Farmers shift from Ukip to the Tories, poll reveals

Support for the Conservatives among farmers has grown since the last general election, with those who voted for Ukip in 2015 seemingly switching allegiance now that the Brexit vote has been won.

Those are among the findings of a Farmers Weekly poll conducted online over the past week to determine farmer voting intentions in the run-up to the 8 June election.

See also: Conservative manifesto pledges to extend funding for farmers

According to the FWi survey, 72% of all respondents said they would be voting Conservative, compared with 10% who plan to vote Labour and 8% who will opt for the Liberal Democrats.

But splitting out farmers from non-farmers among the 700 respondents, it emerges that 77% plan to vote Tory, with the Lib Dems the second most popular choice at 8%. Labour is attracting just 4% of the farming vote.

Among non-farmers – which includes consultants and merchants – it’s a slightly more even spread, with Conservatives appealing to 57%, Labour 26% and Lib Dems 7%.

Compared with a similar poll conducted by Farmers Weekly ahead of the 2015 general election, the most significant trend has been the shift away from Ukip.

In 2015, Ukip attracted 11% support in the poll, with the Conservatives on 59% and the Lib Dems languishing with just 3%.

“It seems that the Conservatives are the big winners, with FWi users who had previously supported Ukip switching allegiance now that the aim of leaving the European Union has been achieved,” said Dan Hopper, head of customer insight for Proagrica, Farmers Weekly’s parent group.
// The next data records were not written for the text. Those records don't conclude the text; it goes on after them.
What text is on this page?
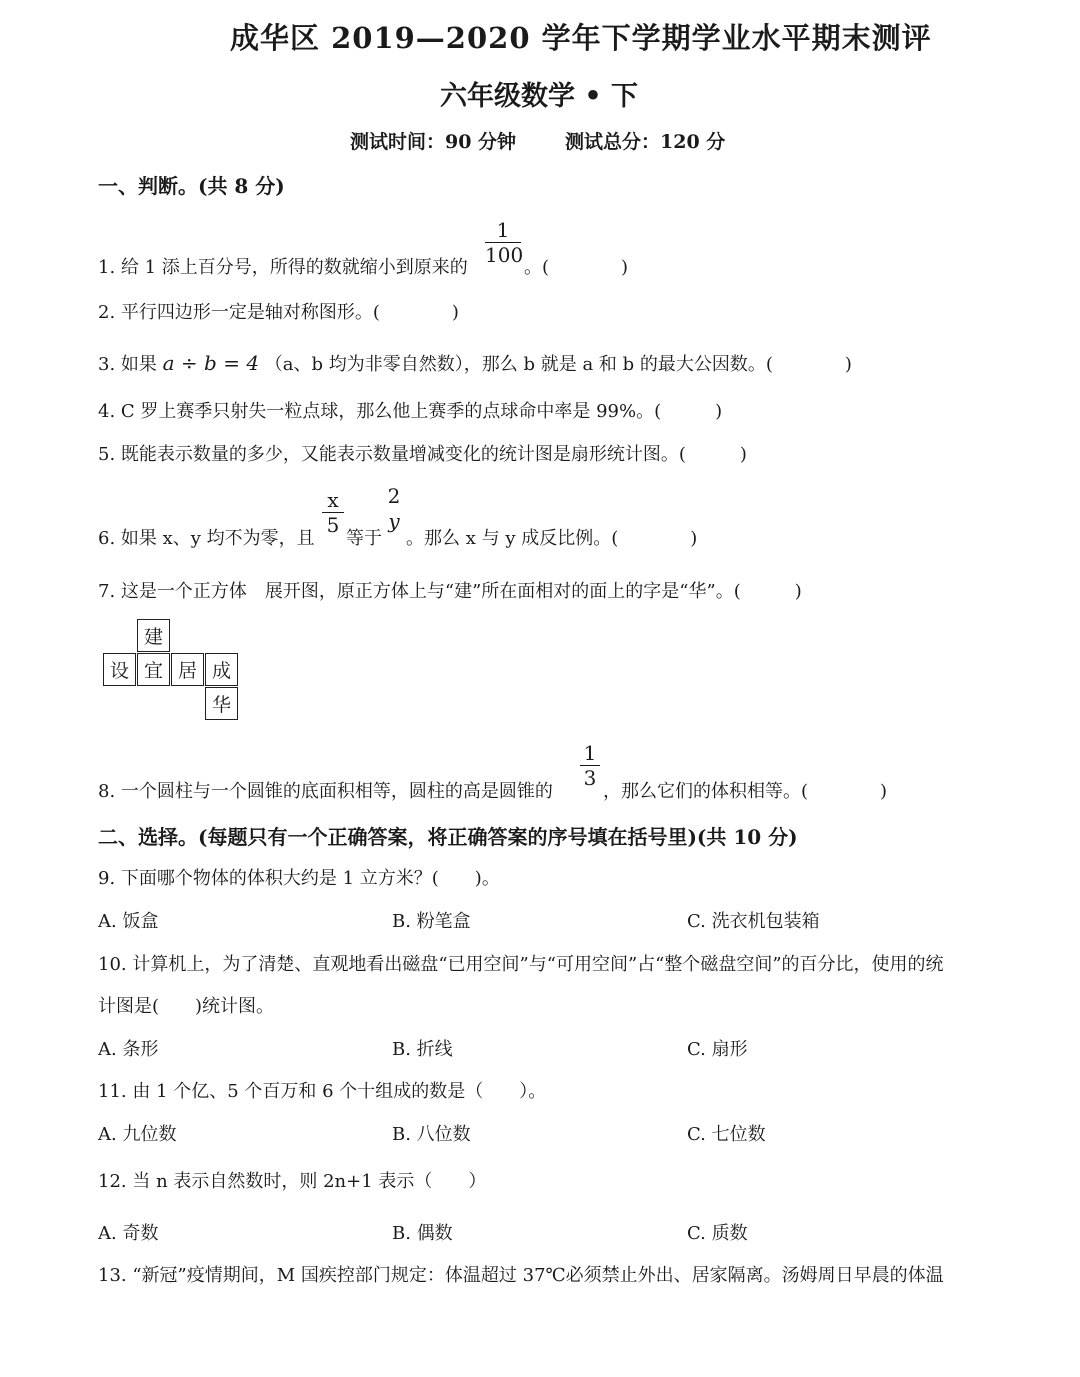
成华区 2019—2020 学年下学期学业水平期末测评
六年级数学 • 下
测试时间：90 分钟	测试总分：120 分
一、判断。(共 8 分)
1. 给 1 添上百分号，所得的数就缩小到原来的
1
100
。(　　　　)
2. 平行四边形一定是轴对称图形。(　　　　)
3. 如果 a ÷ b = 4 （a、b 均为非零自然数），那么 b 就是 a 和 b 的最大公因数。(　　　　)
4. C 罗上赛季只射失一粒点球，那么他上赛季的点球命中率是 99%。(　　　)
5. 既能表示数量的多少，又能表示数量增减变化的统计图是扇形统计图。(　　　)
6. 如果 x、y 均不为零，且
x
5
等于
2
y
。那么 x 与 y 成反比例。(　　　　)
7. 这是一个正方体　展开图，原正方体上与“建”所在面相对的面上的字是“华”。(　　　)
建
设 宜 居 成
华
8. 一个圆柱与一个圆锥的底面积相等，圆柱的高是圆锥的
1
3
，那么它们的体积相等。(　　　　)
二、选择。(每题只有一个正确答案，将正确答案的序号填在括号里)(共 10 分)
9. 下面哪个物体的体积大约是 1 立方米？(　　)。
A. 饭盒	B. 粉笔盒	C. 洗衣机包装箱
10. 计算机上，为了清楚、直观地看出磁盘“已用空间”与“可用空间”占“整个磁盘空间”的百分比，使用的统
计图是(　　)统计图。
A. 条形	B. 折线	C. 扇形
11. 由 1 个亿、5 个百万和 6 个十组成的数是（　　）。
A. 九位数	B. 八位数	C. 七位数
12. 当 n 表示自然数时，则 2n+1 表示（　　）
A. 奇数	B. 偶数	C. 质数
13. “新冠”疫情期间，M 国疾控部门规定：体温超过 37℃必须禁止外出、居家隔离。汤姆周日早晨的体温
“But the Lib Dems are also doing better, perhaps drawing support from those who are still disaffected with the Brexit decision.”

Regional split

It is also evident that farmer support for the Conservatives is spread pretty evenly across the country.

According to the survey, the strongest Conservative support among farmers is to be found in the North East (88%), the Midlands (86%) and the North West (82%).
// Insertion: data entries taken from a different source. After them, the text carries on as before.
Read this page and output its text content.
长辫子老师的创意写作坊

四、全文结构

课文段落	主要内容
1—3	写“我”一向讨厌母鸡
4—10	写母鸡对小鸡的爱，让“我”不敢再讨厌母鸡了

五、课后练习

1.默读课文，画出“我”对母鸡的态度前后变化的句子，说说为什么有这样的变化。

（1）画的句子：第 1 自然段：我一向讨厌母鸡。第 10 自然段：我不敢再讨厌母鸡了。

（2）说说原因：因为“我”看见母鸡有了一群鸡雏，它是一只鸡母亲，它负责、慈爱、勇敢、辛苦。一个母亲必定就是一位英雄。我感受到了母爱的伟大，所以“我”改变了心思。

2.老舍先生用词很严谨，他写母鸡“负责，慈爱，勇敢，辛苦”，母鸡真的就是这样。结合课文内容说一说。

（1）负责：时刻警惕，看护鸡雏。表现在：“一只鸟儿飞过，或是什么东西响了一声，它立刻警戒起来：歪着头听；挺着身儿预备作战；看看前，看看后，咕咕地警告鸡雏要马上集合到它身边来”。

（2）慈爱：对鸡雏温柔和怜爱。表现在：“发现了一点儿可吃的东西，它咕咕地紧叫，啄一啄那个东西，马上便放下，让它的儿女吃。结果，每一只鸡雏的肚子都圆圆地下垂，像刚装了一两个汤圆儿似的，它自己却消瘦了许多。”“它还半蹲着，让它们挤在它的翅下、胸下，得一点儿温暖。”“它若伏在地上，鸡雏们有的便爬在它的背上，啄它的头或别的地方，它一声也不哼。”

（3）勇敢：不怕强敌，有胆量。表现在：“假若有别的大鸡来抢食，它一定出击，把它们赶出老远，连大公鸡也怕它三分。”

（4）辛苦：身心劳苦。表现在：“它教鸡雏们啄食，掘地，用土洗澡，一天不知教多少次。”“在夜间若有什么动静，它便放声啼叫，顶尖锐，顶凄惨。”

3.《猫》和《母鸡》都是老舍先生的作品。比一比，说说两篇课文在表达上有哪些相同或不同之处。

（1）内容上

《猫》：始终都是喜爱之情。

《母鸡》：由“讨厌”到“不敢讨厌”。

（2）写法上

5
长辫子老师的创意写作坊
This is in contrast to the national picture, where traditionally the Conservatives tend to be strongest in the south of the country, while Labour does better in the Midlands and the north.
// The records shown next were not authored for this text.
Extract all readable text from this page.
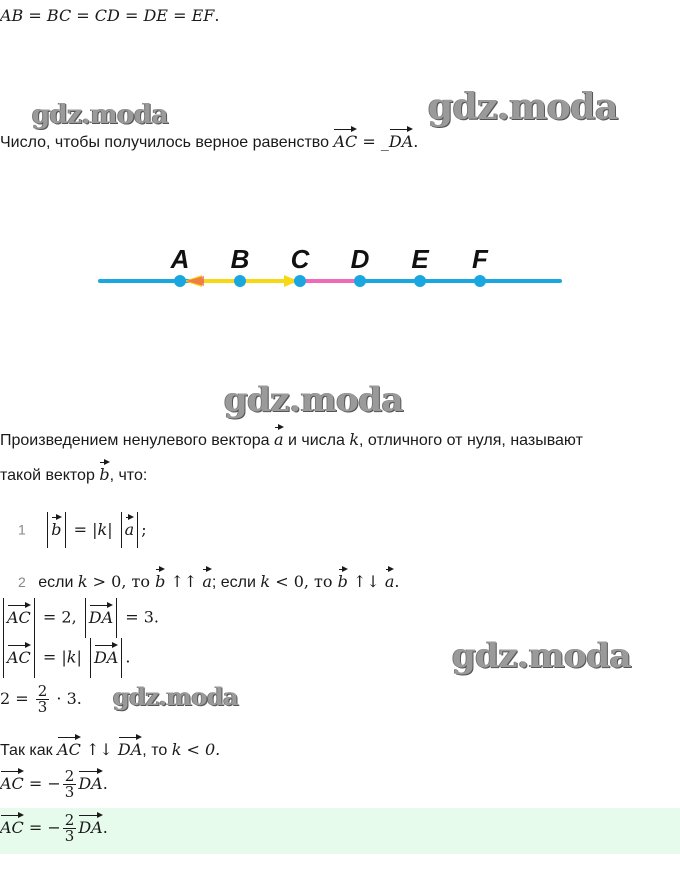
AB = BC = CD = DE = EF.
gdz.moda	gdz.moda
Число, чтобы получилось верное равенство AC = _DA.
A B C D E F
gdz.moda
Произведением ненулевого вектора a и числа k, отличного от нуля, называют
такой вектор b, что:
1 b = |k| a ;
2 если k > 0, то b ↑↑ a; если k < 0, то b ↑↓ a.
AC = 2, DA = 3.
AC = |k| DA .	gdz.moda
gdz.moda
$2 = \frac{2}{3} \cdot 3$.
Так как AC ↑↓ DA, то k < 0.
AC = − $\frac{2}{3}$ DA.
AC = − $\frac{2}{3}$ DA.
“This suggests that many are voting with Brexit in mind and may see Theresa May as the person most likely to negotiate a good deal with Europe,” suggested Mr Hopper.

The survey shows that voter age makes little difference to party choice within the rural sector, but gender plays more of a part, with 74% of men surveyed planning to vote Conservative, compared with 61% of women.

Three times as many women (22%) said they would vote Labour as did men (7%).

In total, the survey attracted over 700 participants, with a strong majority being farmers.